NAME
untemplate - analyze several HTML documents based on the same template
VERSION
version 0.019
SYNOPSIS
untemplate [options] HTML1 HTML2 [HTML3] [...]
DESCRIPTION
Takes multiple HTML documents generated using the same template and attempts to extract only the data inserted into original template.
Accepts URL if AnyEvent::Net::Curl::Queued is present.
OPTIONS
- --help
-
This.
- --encoding=name
-
Specify the HTML document encoding (
latin1
,utf8
). UTF-8 is assumed by default. - --[no]color
-
Enable syntax highlight for XPath. By default, enabled automatically on interactive terminals.
- --16
-
Use 16 system colors. By default, try to use 256-color ANSI palette.
- --[no]html
-
Disables the
--color
option and highlights using HTML/CSS. - --[no]partial
-
Enable the display of "partial" templates, that is, nodes present in some documents. By default, only the nodes present in all documents are displayed.
- --[no]shrink
-
Shrink the XPath to the minimal unique identifier. For example:
/html/body[@id='cpansearch']/form[@class='searchbox']/input[@name='query']
Could be shortened as:
//input[@name='query']
The shrinking is enabled by default.
- --[no]strict
-
Strict mode disables grouping by
id
,class
orname
attributes. The grouping is enabled by default. - --unmangle=regex
-
Specify regex(es) to unmangle
id
/class
attributes.
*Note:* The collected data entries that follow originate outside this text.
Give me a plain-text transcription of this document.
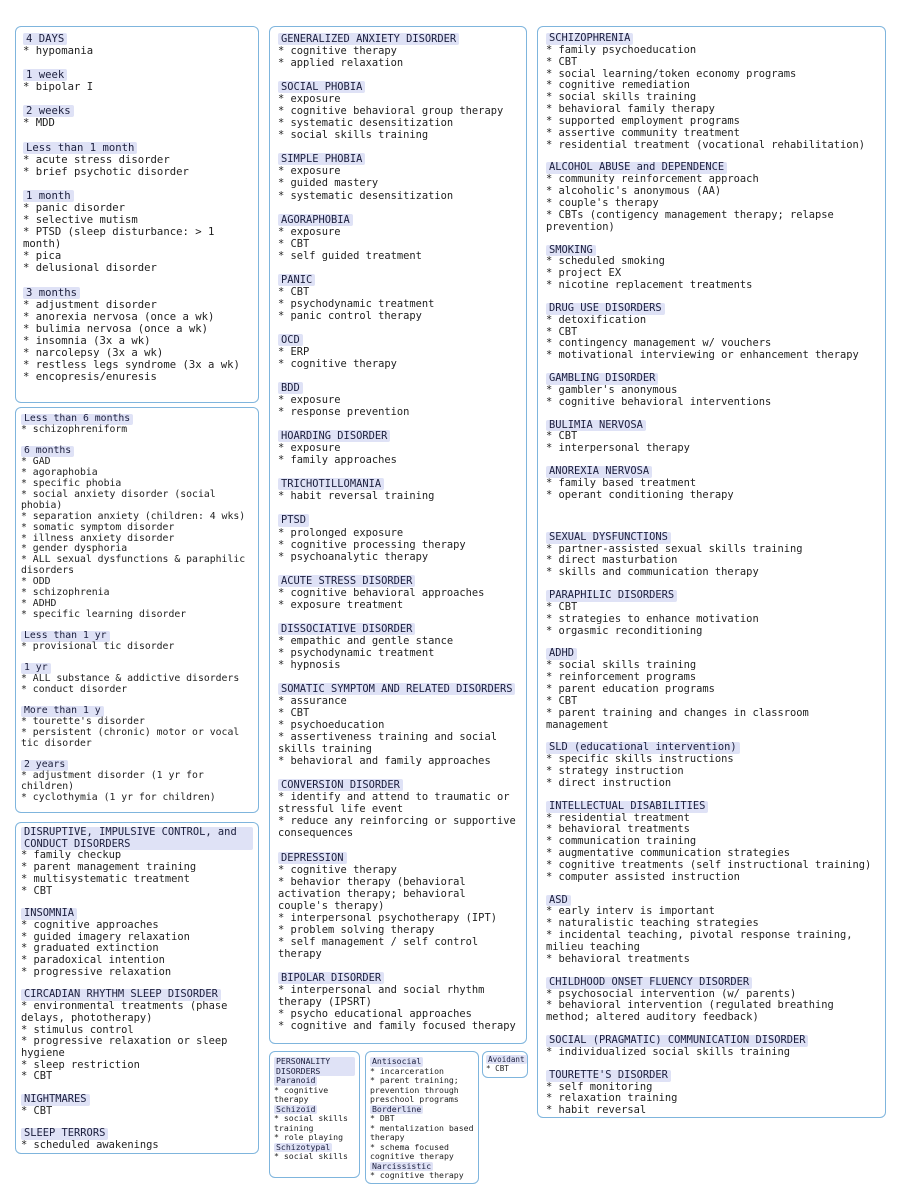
4 DAYS
* hypomania
1 week
* bipolar I
2 weeks
* MDD
Less than 1 month
* acute stress disorder
* brief psychotic disorder
1 month
* panic disorder
* selective mutism
* PTSD (sleep disturbance: > 1 month)
* pica
* delusional disorder
3 months
* adjustment disorder
* anorexia nervosa (once a wk)
* bulimia nervosa (once a wk)
* insomnia (3x a wk)
* narcolepsy (3x a wk)
* restless legs syndrome (3x a wk)
* encopresis/enuresis
Less than 6 months
* schizophreniform
6 months
* GAD
* agoraphobia
* specific phobia
* social anxiety disorder (social phobia)
* separation anxiety (children: 4 wks)
* somatic symptom disorder
* illness anxiety disorder
* gender dysphoria
* ALL sexual dysfunctions & paraphilic disorders
* ODD
* schizophrenia
* ADHD
* specific learning disorder
Less than 1 yr
* provisional tic disorder
1 yr
* ALL substance & addictive disorders
* conduct disorder
More than 1 y
* tourette's disorder
* persistent (chronic) motor or vocal tic disorder
2 years
* adjustment disorder (1 yr for children)
* cyclothymia (1 yr for children)
DISRUPTIVE, IMPULSIVE CONTROL, and CONDUCT DISORDERS
* family checkup
* parent management training
* multisystematic treatment
* CBT
INSOMNIA
* cognitive approaches
* guided imagery relaxation
* graduated extinction
* paradoxical intention
* progressive relaxation
CIRCADIAN RHYTHM SLEEP DISORDER
* environmental treatments (phase delays, phototherapy)
* stimulus control
* progressive relaxation or sleep hygiene
* sleep restriction
* CBT
NIGHTMARES
* CBT
SLEEP TERRORS
* scheduled awakenings
GENERALIZED ANXIETY DISORDER
* cognitive therapy
* applied relaxation
SOCIAL PHOBIA
* exposure
* cognitive behavioral group therapy
* systematic desensitization
* social skills training
SIMPLE PHOBIA
* exposure
* guided mastery
* systematic desensitization
AGORAPHOBIA
* exposure
* CBT
* self guided treatment
PANIC
* CBT
* psychodynamic treatment
* panic control therapy
OCD
* ERP
* cognitive therapy
BDD
* exposure
* response prevention
HOARDING DISORDER
* exposure
* family approaches
TRICHOTILLOMANIA
* habit reversal training
PTSD
* prolonged exposure
* cognitive processing therapy
* psychoanalytic therapy
ACUTE STRESS DISORDER
* cognitive behavioral approaches
* exposure treatment
DISSOCIATIVE DISORDER
* empathic and gentle stance
* psychodynamic treatment
* hypnosis
SOMATIC SYMPTOM AND RELATED DISORDERS
* assurance
* CBT
* psychoeducation
* assertiveness training and social skills training
* behavioral and family approaches
CONVERSION DISORDER
* identify and attend to traumatic or stressful life event
* reduce any reinforcing or supportive consequences
DEPRESSION
* cognitive therapy
* behavior therapy (behavioral activation therapy; behavioral couple's therapy)
* interpersonal psychotherapy (IPT)
* problem solving therapy
* self management / self control therapy
BIPOLAR DISORDER
* interpersonal and social rhythm therapy (IPSRT)
* psycho educational approaches
* cognitive and family focused therapy
SCHIZOPHRENIA
* family psychoeducation
* CBT
* social learning/token economy programs
* cognitive remediation
* social skills training
* behavioral family therapy
* supported employment programs
* assertive community treatment
* residential treatment (vocational rehabilitation)
ALCOHOL ABUSE and DEPENDENCE
* community reinforcement approach
* alcoholic's anonymous (AA)
* couple's therapy
* CBTs (contigency management therapy; relapse prevention)
SMOKING
* scheduled smoking
* project EX
* nicotine replacement treatments
DRUG USE DISORDERS
* detoxification
* CBT
* contingency management w/ vouchers
* motivational interviewing or enhancement therapy
GAMBLING DISORDER
* gambler's anonymous
* cognitive behavioral interventions
BULIMIA NERVOSA
* CBT
* interpersonal therapy
ANOREXIA NERVOSA
* family based treatment
* operant conditioning therapy
SEXUAL DYSFUNCTIONS
* partner-assisted sexual skills training
* direct masturbation
* skills and communication therapy
PARAPHILIC DISORDERS
* CBT
* strategies to enhance motivation
* orgasmic reconditioning
ADHD
* social skills training
* reinforcement programs
* parent education programs
* CBT
* parent training and changes in classroom management
SLD (educational intervention)
* specific skills instructions
* strategy instruction
* direct instruction
INTELLECTUAL DISABILITIES
* residential treatment
* behavioral treatments
* communication training
* augmentative communication strategies
* cognitive treatments (self instructional training)
* computer assisted instruction
ASD
* early interv is important
* naturalistic teaching strategies
* incidental teaching, pivotal response training, milieu teaching
* behavioral treatments
CHILDHOOD ONSET FLUENCY DISORDER
* psychosocial intervention (w/ parents)
* behavioral intervention (regulated breathing method; altered auditory feedback)
SOCIAL (PRAGMATIC) COMMUNICATION DISORDER
* individualized social skills training
TOURETTE'S DISORDER
* self monitoring
* relaxation training
* habit reversal
PERSONALITY DISORDERS
Paranoid
* cognitive therapy
Schizoid
* social skills training
* role playing
Schizotypal
* social skills
Antisocial
* incarceration
* parent training; prevention through preschool programs
Borderline
* DBT
* mentalization based therapy
* schema focused cognitive therapy
Narcissistic
* cognitive therapy
Avoidant
* CBT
Some CMS (WordPress) insert unique identifiers into HTML elements, like:<body class="post-id-12345">
This tend to break HTML tree analysis. To fix the above case, use
--unmangle 'post-id-\d+'
. Multiple unmanglers are accepted (--unmangle a --unmangle b
).
EXAMPLES
untemplate --color http://bash.org/?1839 http://bash.org/?2486 | less -R
CAVEATS
Trying to untemplate HTML documents not based on the same template, the results will be empty.
Unfortunately, employing any kind of document identifier as part of element class/id (common practice in WordPress themes) is enough to constitute "not same template".
See the --unmangle
option for a work-around.
AUTHOR
Stanislaw Pusep <stas@sysd.org>
COPYRIGHT AND LICENSE
This software is copyright (c) 2014 by Stanislaw Pusep.
This is free software; you can redistribute it and/or modify it under the same terms as the Perl 5 programming language system itself.